Culture, Travel & Sport

Online exhibition highlights importance of Polish mathematicians in cracking Enigma code

Enigma. Decipher Victory, reveals the extent to which the input of Polish cryptographers made possible the breaking of Nazi Germany’s Enigma code during World War Two.

Organised by Poland’s Wielkopolska region and financed by the Polish Ministry of Foreign Affairs, a major exhibition, Enigma. Decipher Victory, has previously been on display in museums and galleries in Belgium, France, the Netherlands, Italy, Portugal, as well as the UK’s National Codes Centre at Bletchley Park.

It is now available online.



While Britain’s Alan Turing has in large part been credited for cracking the Enigma code, employed extensively by Nazi Germany during World War II, in all branches of the military, his success would have been impossible without the contribution of a number of Polish thinkers.

The exhibition tells the story of these Polish mathematicians and cryptologists, which it describes as “forgotten”, but imperative to decoding Enigma, an achievement many historians believe greatly contributed to allied efforts against Nazi Germany and shortening the war.

The Polish Cipher Bureau predated Bletchley Park

Most of Poland’s groundbreaking achievements in code-breaking during the World War II were made possible by the work of mathematicians working at the Polish Cipher Bureau.
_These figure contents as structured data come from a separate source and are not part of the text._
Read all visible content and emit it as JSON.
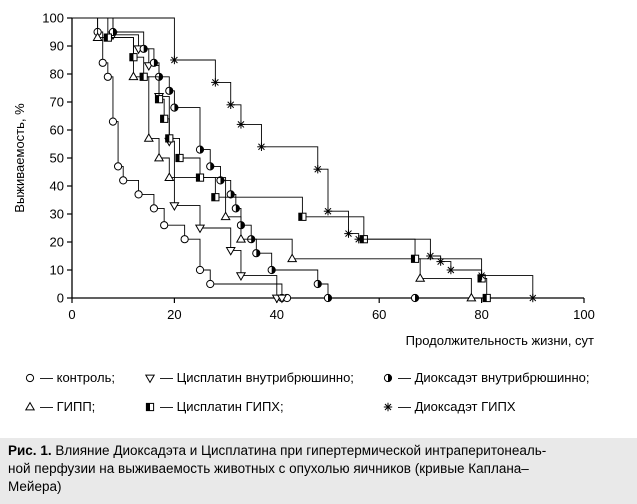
{
  "chart_data": {
    "type": "line",
    "subtype": "kaplan-meier step survival curves",
    "title": "",
    "xlabel": "Продолжительность жизни, сут",
    "ylabel": "Выживаемость, %",
    "xlim": [
      0,
      100
    ],
    "ylim": [
      0,
      100
    ],
    "x_ticks": [
      0,
      20,
      40,
      60,
      80,
      100
    ],
    "y_ticks": [
      0,
      10,
      20,
      30,
      40,
      50,
      60,
      70,
      80,
      90,
      100
    ],
    "grid": false,
    "legend_position": "bottom",
    "series": [
      {
        "name": "— контроль;",
        "marker": "circle",
        "x": [
          5,
          6,
          7,
          8,
          9,
          10,
          13,
          16,
          18,
          22,
          25,
          27,
          41,
          42
        ],
        "y": [
          95,
          84,
          79,
          63,
          47,
          42,
          37,
          32,
          26,
          21,
          10,
          5,
          0,
          0
        ]
      },
      {
        "name": "— Цисплатин внутрибрюшинно;",
        "marker": "triangle-down",
        "x": [
          8,
          13,
          15,
          17,
          19,
          20,
          25,
          31,
          33,
          40,
          41
        ],
        "y": [
          94,
          89,
          83,
          72,
          56,
          33,
          25,
          17,
          8,
          0,
          0
        ]
      },
      {
        "name": "— Диоксадэт внутрибрюшинно;",
        "marker": "half-filled-circle",
        "x": [
          8,
          14,
          16,
          17,
          19,
          20,
          25,
          27,
          29,
          31,
          32,
          33,
          35,
          36,
          39,
          48,
          50,
          67
        ],
        "y": [
          95,
          89,
          84,
          79,
          74,
          68,
          53,
          47,
          42,
          37,
          32,
          26,
          21,
          16,
          10,
          5,
          0,
          0
        ]
      },
      {
        "name": "— ГИПП;",
        "marker": "triangle-up",
        "x": [
          5,
          12,
          15,
          17,
          19,
          30,
          33,
          43,
          68,
          78
        ],
        "y": [
          93,
          79,
          57,
          50,
          43,
          29,
          21,
          14,
          7,
          0
        ]
      },
      {
        "name": "— Цисплатин ГИПХ;",
        "marker": "half-filled-square",
        "x": [
          7,
          12,
          14,
          17,
          18,
          19,
          21,
          25,
          28,
          45,
          57,
          67,
          80,
          81
        ],
        "y": [
          93,
          86,
          79,
          71,
          64,
          57,
          50,
          43,
          36,
          29,
          21,
          14,
          7,
          0
        ]
      },
      {
        "name": "— Диоксадэт ГИПХ",
        "marker": "star",
        "x": [
          20,
          28,
          31,
          33,
          37,
          48,
          50,
          54,
          56,
          70,
          72,
          74,
          80,
          90
        ],
        "y": [
          85,
          77,
          69,
          62,
          54,
          46,
          31,
          23,
          21,
          15,
          13,
          10,
          8,
          0
        ]
      }
    ]
  },
  "caption": {
    "label": "Рис. 1.",
    "line1": " Влияние Диоксадэта и Цисплатина при гипертермической интраперитонеаль-",
    "line2": "ной перфузии на выживаемость животных с опухолью яичников (кривые Каплана–",
    "line3": "Мейера)"
  }
}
An establishment similar to Britain’s Bletchley Park, which became the centre of the Allies’ code-breaking efforts during the same war, the Polish Cipher Bureau (Biuro Szyfrów) was established as a cryptography and cryptanalysis institution almost two decades earlier.
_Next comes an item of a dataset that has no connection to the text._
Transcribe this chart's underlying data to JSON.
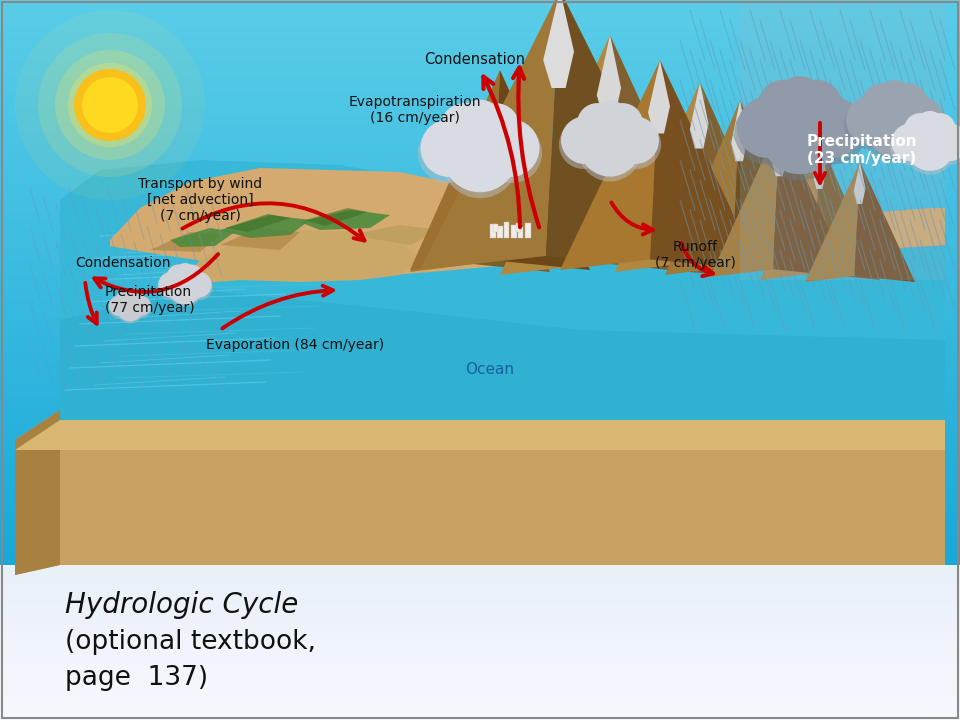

Pressured by a threatening and expanding Soviet Union, the bureau was created in 1919, at the height of the Polish-Soviet War, during which an estimated one hundred Russian ciphers were broken successfully.

One of those figures whose legacy has been highlighted by the exhibition is Marian Rejewski. He studied mathematics at Poznań University, and in 1932 reconstructed the Enigma machine – already in use in Germany – using limited information provided by French military intelligence.

In particular, Rejewski was the first to note the cyclical nature of the cipher machine. Knowing this feature, he used mathematics to reconstruct it without ever having to see it, and eventually the first to attempt to read a message sent by the Enigma.

As early as 1920, Rejewski was one of 26 students at the Faculty of Mathematics at Poznań University to be selected by Maksymilian Ciężki, the head of the Polish Cipher Bureau at the time, to take part in a cryptology course.

After six months Rejewski was one of the eight mathematicians working at a “specially-organised branch” of the Polish Cipher Bureau.

Also part of the team was Henryk Zygalski, who in 1938 developed the Zygalski sheets – a cryptologic technique which was later heavily utilised at Bletchley Park to finalise efforts to decode the Enigma.

According to exhibition, Turing acquired Zygalski’s work during a trip to France in 1940 when he cooperated with his Polish counterparts

As the allies were making final efforts to break the German code, Rejewski and Zygalski, alongside Jerzy Różycki, also of the Polish Cipher Bureau, joined Turing at Bletchley Park. The three mathematicians are now commemorated at Bletchley’s Polish Memorial.

“They invited the French and British and explained all their codebreaking methods and handed over a Polish mock-up of the Enigma machine which they’d made,” says Bletchley Park Polish expert John Gallehawk.

According to Gallehawk, during the war, it was “a magnanimous gift for one country to reveal its intelligence secrets to another.”

In April 1940, the team made up of British and Polish mathematicians successfully decoded the Enigma, which historians have argued shortened the war by two years.

Legacy

At the end of the war Henryk Zygalski chose to remain in the UK. And yet while the Zygalski sheets were vital for Turing to successfully decode the Enigma and for the Allies eventual victory, the UK did not recognise his Polish diploma and he had to enrol on a mathematics degree course at a British university.

Unsurprisingly, Zygalski completed his degree with ease and eventually became a lecturer of mathematical statistics at the University of Surrey and remained in the country until passing away in 1978.

Just prior to his death, Zygalski was also awarded an honorary doctorate by the Polish University in Exile in London for his essential contribution to breaking the Enigma.

His colleague Marian Rejewski, whose work at Bletchley Park was equally important, returned to Poland after the end of the war where he began working as an accountant and remained reluctant to speak of his contribution to the British war efforts, so as not to attract any unwanted attention from Poland’s communist government.

Only in 1967 did he submit his accounts of World War II to the Polish Military Historical Institute.